Using Multimedia Applications on an Intranet to Train Employees


CONTENTS

Training is a large cost in any corporation. Enormous amounts of training need to be done in any company, particularly large ones. The costs associated with training are not only financial-they are the time devoted to training, and perhaps equally important, the time and money wasted if a company doesn't properly train its employees.

Training needs to be done to orient new employees to the corporation itself-things such as teaching about corporate procedures, where to find information, how to fill out forms, rules that managers must follow, and other similar orientation issues.

Another level of training has to do with how to use particular pieces of software at the corporation-for example, how to use the accounting system or a database.

The most complex level of training incorporates not just how to use software or how to follow procedures, but how to actually do business at the company. For example, many companies put new sales employees through a substantial amount of training that encompasses teaching about the industry in which the salesperson is selling, information about the product to be sold, as well as specific sales techniques to be used.

Training is not just for new employees-it needs to be an ongoing process. New products and goods to sell mean people need to be taught about them. New software and business procedures require that people be taught how to use them.
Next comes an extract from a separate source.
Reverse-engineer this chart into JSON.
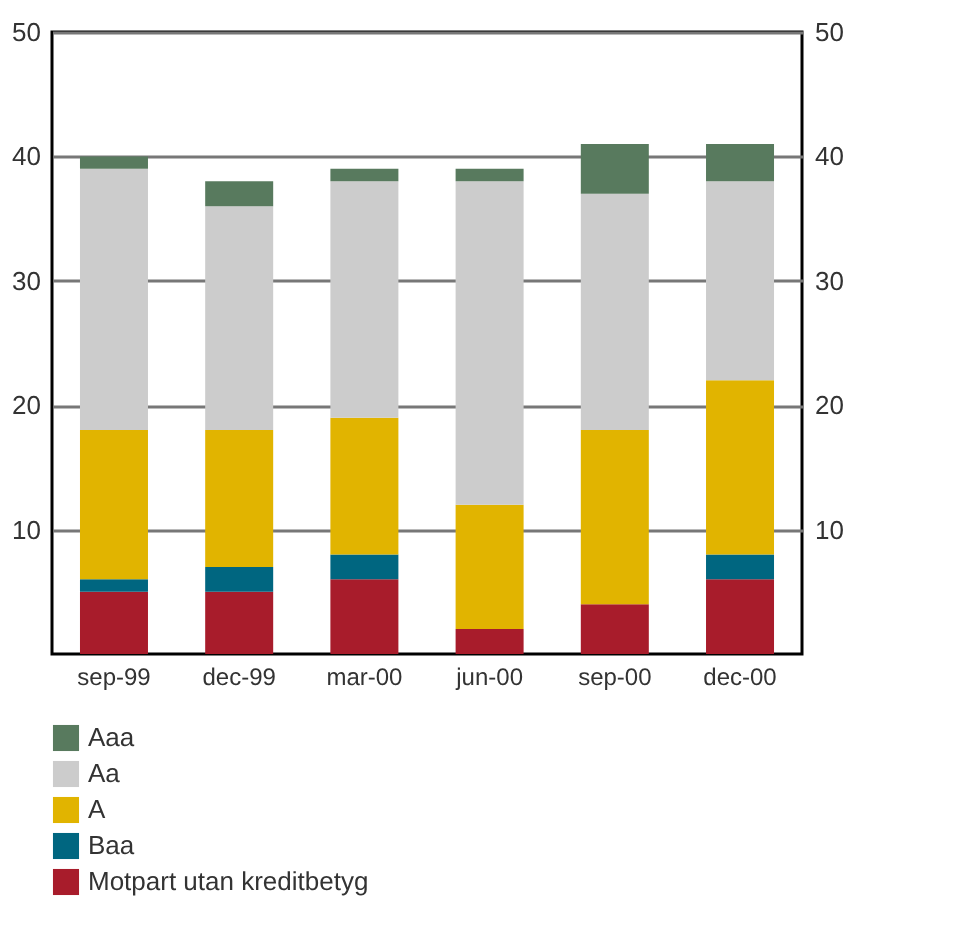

An intranet can help with all these kinds of training. It can cut costs, save time, and ensure that people get better training. On the simplest level, Web pages can be built to train people. The Web can be used as a multimedia training tool by including pictures, video, audio, with the text. It can be interactive as well-people can answer questions, take tests, and try out procedures.

More revolutionary will be intranet-based multimedia applications. Videoconferencing will allow trainers to teach people across the entire intranet. People won't have to be physically in the same room; instead, they can be seated at their PCs. And they'll be able to interact and ask questions using the technology as well.

With whiteboard applications (in which people can see what is on each other's computer screens), a teacher can demonstrate how to use a particular piece of software, and everyone connected can see on their computer screen what the instructor is doing, and can ask questions by doing things such as circling a portion of the screen, and asking questions about it.

Streaming video and audio technologies (which allow people to watch videos or listen to audios without having to wait for them to completely download) can be used for training as well. The ultimate training tool, however, may be virtual reality. A virtual world is built that someone can walk through and interact with in the same way as with the real world. Virtual reality has been used by the airlines and the military, for example, to train pilots.

Using Multimedia Applications to Train Employees

Training employees is a major cost to many corporations. All employees require training on an ongoing basis-training for mundane things such as how to fill out new forms and procedures, to more sophisticated things, such as being given information about new goods and services the company sells. Multimedia on an intranet can be a very effective training tool.